If a is real, what is the only real number that could be a multiple root of x^3 + ax + 1 = 0?

Answer 1

\[x^3+ax+1=0\]\[x^3=-ax-1\quad;\quad f(x)=x^3\quad,\quad g(x)=-ax-1\]\[f'(x)=3x^2\quad\Rightarrow\quad y-y_0=f'(x_0)(x-x_0)\]\[y-x_0^3=3x_0^2(x-x_0)\quad\Rightarrow\quad y=3x_0^2x-2x_0^3\]\[-2x_0^3=-1\quad\Rightarrow\quad x_0=\left(\frac{1}{2}\right)^{1/3}\]\[a=-3x_0^2=-3\left(\frac{1}{2}\right)^{2/3}=-\frac{3}{\sqrt[3]{4}}\]

Answer 2

I don't know what this concatenation of symbols and operations has as its answer.

Please humor me and provide the answer in form that someone like me might recognize as a cube root of something or other. Thanks.

I am not one of the Luddites but I do lean that way. :) Thanks.

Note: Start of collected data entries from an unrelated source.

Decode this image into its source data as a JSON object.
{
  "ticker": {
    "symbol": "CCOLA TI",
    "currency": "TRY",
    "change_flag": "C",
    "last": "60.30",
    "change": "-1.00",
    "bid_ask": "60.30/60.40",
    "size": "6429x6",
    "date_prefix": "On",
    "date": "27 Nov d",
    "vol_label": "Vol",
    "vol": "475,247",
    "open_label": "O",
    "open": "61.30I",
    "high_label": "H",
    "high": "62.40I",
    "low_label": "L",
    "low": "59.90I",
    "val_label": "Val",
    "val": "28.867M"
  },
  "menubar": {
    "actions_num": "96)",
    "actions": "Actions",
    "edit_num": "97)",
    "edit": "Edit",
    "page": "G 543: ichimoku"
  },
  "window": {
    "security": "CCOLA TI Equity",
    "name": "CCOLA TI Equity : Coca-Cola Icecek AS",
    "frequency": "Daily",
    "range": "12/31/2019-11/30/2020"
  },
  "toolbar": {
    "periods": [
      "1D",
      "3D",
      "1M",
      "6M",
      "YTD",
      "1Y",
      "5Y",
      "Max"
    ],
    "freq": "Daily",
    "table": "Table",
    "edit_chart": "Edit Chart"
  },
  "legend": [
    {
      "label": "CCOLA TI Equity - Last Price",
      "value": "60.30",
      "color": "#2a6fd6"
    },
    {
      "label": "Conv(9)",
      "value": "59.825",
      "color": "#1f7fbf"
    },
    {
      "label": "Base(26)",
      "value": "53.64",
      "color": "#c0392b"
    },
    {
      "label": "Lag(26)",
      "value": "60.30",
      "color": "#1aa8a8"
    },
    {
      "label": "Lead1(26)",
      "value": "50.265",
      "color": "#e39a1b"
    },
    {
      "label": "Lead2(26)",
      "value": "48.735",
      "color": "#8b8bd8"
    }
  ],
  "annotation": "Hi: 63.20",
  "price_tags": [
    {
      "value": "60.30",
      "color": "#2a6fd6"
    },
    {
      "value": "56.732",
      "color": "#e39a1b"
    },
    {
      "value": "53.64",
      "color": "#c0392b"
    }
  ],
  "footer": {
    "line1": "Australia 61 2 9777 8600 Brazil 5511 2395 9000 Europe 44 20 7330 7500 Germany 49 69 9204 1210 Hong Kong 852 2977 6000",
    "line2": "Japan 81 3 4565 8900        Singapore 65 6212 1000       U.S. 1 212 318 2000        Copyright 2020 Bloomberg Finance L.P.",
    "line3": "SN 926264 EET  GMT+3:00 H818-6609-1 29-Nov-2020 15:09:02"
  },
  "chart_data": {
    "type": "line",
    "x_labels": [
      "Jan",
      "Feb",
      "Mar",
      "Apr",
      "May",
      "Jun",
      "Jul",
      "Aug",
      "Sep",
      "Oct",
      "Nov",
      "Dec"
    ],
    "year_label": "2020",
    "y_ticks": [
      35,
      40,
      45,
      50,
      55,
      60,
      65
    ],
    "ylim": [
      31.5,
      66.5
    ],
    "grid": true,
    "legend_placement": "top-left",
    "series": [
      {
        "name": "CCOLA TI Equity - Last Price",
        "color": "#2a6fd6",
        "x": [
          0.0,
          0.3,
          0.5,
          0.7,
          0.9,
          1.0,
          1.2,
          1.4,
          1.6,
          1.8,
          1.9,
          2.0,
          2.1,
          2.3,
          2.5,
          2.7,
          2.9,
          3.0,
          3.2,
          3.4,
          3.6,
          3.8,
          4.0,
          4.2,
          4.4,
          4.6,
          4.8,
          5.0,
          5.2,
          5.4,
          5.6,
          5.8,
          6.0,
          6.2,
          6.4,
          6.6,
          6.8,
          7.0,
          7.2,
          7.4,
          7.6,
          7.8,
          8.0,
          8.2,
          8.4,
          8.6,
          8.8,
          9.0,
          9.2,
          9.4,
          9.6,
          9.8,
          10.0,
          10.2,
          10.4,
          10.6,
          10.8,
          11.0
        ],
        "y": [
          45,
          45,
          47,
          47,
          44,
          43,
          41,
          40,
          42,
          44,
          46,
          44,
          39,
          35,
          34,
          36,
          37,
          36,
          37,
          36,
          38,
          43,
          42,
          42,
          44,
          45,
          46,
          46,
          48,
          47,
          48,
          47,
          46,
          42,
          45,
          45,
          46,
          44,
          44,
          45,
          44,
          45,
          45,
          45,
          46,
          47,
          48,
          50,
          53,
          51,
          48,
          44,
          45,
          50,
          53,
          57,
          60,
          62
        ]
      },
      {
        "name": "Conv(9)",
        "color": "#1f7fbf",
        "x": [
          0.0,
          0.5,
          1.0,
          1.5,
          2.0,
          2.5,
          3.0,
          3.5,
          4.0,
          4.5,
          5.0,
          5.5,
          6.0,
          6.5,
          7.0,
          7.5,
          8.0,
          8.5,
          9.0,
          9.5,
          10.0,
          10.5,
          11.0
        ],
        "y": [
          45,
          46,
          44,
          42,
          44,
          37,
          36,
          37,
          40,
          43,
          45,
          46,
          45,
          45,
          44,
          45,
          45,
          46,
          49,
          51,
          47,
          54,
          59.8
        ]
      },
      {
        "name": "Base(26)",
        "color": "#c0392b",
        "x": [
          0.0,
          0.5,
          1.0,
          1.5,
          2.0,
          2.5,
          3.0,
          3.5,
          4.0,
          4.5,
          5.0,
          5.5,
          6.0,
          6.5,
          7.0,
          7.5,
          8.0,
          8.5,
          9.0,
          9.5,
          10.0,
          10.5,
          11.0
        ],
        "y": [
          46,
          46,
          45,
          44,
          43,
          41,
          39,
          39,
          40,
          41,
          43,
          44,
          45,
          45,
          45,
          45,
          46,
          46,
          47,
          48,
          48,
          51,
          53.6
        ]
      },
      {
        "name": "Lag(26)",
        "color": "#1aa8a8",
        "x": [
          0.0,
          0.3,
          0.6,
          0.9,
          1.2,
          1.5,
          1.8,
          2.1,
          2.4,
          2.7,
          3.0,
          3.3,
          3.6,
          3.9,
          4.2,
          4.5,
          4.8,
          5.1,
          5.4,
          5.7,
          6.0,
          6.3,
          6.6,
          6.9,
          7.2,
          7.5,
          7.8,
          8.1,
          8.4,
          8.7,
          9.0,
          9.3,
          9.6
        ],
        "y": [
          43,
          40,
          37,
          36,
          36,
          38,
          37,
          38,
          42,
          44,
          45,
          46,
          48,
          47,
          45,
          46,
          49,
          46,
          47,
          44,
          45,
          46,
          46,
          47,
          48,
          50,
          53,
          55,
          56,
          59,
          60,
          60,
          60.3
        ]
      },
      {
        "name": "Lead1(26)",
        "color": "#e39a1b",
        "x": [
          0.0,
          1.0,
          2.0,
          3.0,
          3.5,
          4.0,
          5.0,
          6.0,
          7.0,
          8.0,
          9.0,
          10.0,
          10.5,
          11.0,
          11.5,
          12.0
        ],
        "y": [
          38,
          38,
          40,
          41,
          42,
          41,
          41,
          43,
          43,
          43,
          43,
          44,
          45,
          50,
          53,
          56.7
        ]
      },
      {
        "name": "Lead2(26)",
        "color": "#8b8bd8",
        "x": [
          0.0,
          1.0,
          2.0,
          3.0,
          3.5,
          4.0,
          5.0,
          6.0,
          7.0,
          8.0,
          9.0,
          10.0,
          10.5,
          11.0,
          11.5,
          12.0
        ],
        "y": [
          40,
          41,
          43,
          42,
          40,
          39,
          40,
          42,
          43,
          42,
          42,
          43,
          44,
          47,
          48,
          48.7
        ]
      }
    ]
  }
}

http://www.merriam-webster.com/dictionary/luddite

Answer 3

I'm wondering about the -3. See, I got the cube root of a single fraction. I worked with it and cannot get it to equal your answer. The -3 portion of your answer doesn't fit my work but I may be wrong.

Answer 4

looks like Directrix might not be studying calculus

Answer 5

I wonder what level of math Directrix is studying?

Answer 6

Vieta's formulas:\[x_1=x_2=u\quad,\quad x_3=v\]\[x_1+x_2+x_3=0=2u+v\]\[x_1x_2+x_2x_3+x_3x_1=a=u^2+2uv\]\[x_1x_2x_3=-1=u^2v\]\[u^2(-2u)=-1\quad\Rightarrow\quad u=\left(\frac{1}{2}\right)^{1/3}\quad,\quad v=-2\left(\frac{1}{2}\right)^{1/3}\]\[a=u^2+2uv=\left(\frac{1}{2}\right)^{2/3}-4\left(\frac{1}{2}\right)^{2/3}=-3\left(\frac{1}{2}\right)^{2/3}=-\frac{3}{\sqrt[3]{4}}\]

Answer 7

Great Job!
I believe the student can follow that one.
I like both methods.